Here's a demonstration of Richard, one of the two new Blastbay formant-based neural text to speech voices. In this demo, I've deliberately installed the trial version on one of my computers so you get to hear the degraded audio once the one-minute trial period ends. Transcript in alt text.
@jaybird110127 Why do we need these? Legit, honest question. Why is he selling these, there aren't enough voices out there? What's the benefit of this?
@remixman @jaybird110127 Because, as much as some refuse to admit it, Eloquence has been living on borrowed time for years, and it's only a matter of time before it goes completely belly-up. How long can it keep getting patched, repatched, etc. before it just doesn't work? Dectalk has had a hell of a revival, but it's about as much of a legal grayarea as a fanfic. Besides, if we want any hope of mainstream accessibility in embedded devices - think kitchen appliances...

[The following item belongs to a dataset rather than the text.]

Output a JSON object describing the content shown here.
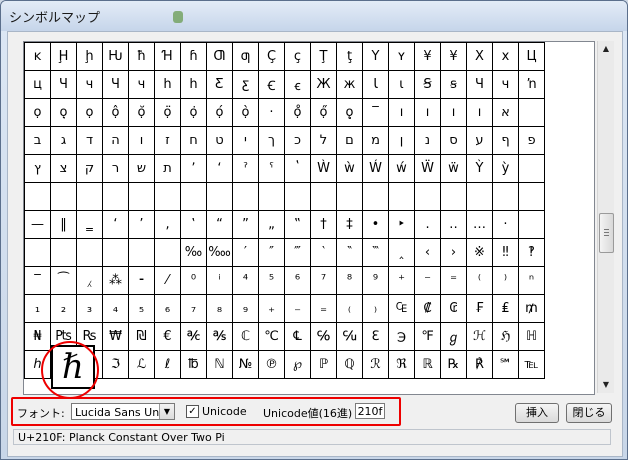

@jackf723 @jaybird110127 Sure. This is nothing like Eloquence, though, sadly.
@remixman @jackf723 See the original Audiogames thread. It's actually a lot like it in design, as I understand it, but thanks to modern technology, it sounds much more human.
@jaybird110127 @remixman It's also the principal of the matter. How long's it been since we've had a speech synthesizer truly built for performance hit the commercial market, much less one entirely developed, end-to-end, by someone with more than two decades of screen-reader use, who has not only r&d but all that lived experience with screen-readers to go off of in the build process? You had Dolphin Apolo/Juno/Orpheus as an example of a screen-reader company developing
@jaybird110127 @remixman their own end-to-end synthesis, and that was about it. Speakout/SoundingBoard worked off of existing end-to-end infrastructure. We almost had speechplayer, but if that used Espeak's phonemizer, it wouldn't be embeddable in commercial devices without opensourcing firmware. With this newly-released speech, we have,, possibly for the first time, a speech synthesizer built for us, by us, that truly has a fair shot at mainstream acceptance.

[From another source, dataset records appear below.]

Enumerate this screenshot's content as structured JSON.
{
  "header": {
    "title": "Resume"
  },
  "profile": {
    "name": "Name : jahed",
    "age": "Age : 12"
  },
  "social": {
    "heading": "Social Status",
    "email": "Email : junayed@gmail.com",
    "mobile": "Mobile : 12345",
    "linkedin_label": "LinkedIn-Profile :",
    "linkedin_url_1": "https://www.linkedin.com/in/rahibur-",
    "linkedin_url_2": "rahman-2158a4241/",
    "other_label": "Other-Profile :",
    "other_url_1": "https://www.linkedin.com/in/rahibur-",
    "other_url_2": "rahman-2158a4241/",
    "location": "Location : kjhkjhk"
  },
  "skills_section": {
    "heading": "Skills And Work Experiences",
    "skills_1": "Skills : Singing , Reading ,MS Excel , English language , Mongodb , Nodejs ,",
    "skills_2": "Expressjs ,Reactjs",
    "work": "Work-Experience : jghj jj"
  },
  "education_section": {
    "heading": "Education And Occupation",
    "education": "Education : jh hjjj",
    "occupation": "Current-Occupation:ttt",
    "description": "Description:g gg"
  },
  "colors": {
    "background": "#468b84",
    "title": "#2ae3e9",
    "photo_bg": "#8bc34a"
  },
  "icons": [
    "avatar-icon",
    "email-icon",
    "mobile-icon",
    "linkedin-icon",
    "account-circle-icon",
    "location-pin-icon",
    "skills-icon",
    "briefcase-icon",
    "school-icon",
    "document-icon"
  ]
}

@remixman @jaybird110127 UEFI, etc. then there needs to be a modern, licensable, significantly lighter-weight tts that has the benefit of being formant-based while baring the good parts of neural synthesis, so that you have a synth that's a Eloquence/Dectalk levels of responsiveness for screen-readers/embedded devices, yet at the same time quite listenable for a general audience.
@jackf723 @remixman @jaybird110127 And just wait until NVDA goes all 64-bit after they end Windows 10 support. Unless somebody really goes the extra mile for it, IBM TTS will no longer be an option.

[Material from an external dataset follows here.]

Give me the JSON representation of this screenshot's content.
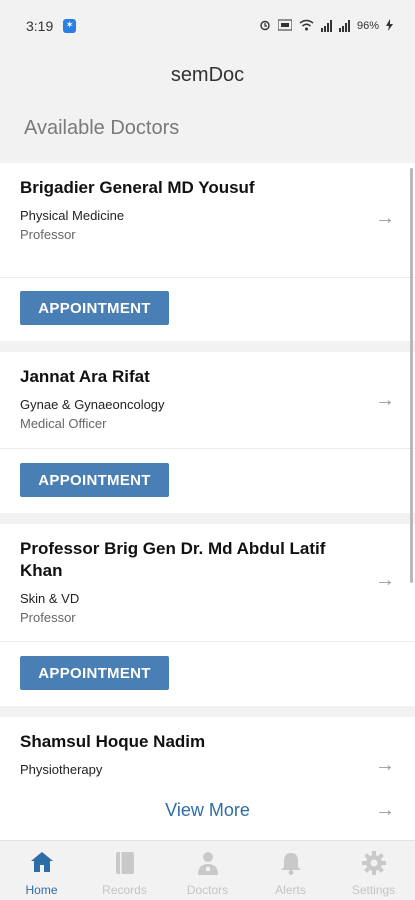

@sclower @remixman @jaybird110127 And even given someone with enough knowhow to develop a bitbridge, you'd need access to at least some of the Eloquence codebase to make it run well, and even then no one, even from Cerence, has the inclination or will to truly refactor it. And if Assistive Technology ever were a Price is Right/Sale-of-the-Century category, my money is on the guess that licensing costs Aple paid to Cerence would be in the tens of thousands. Lol.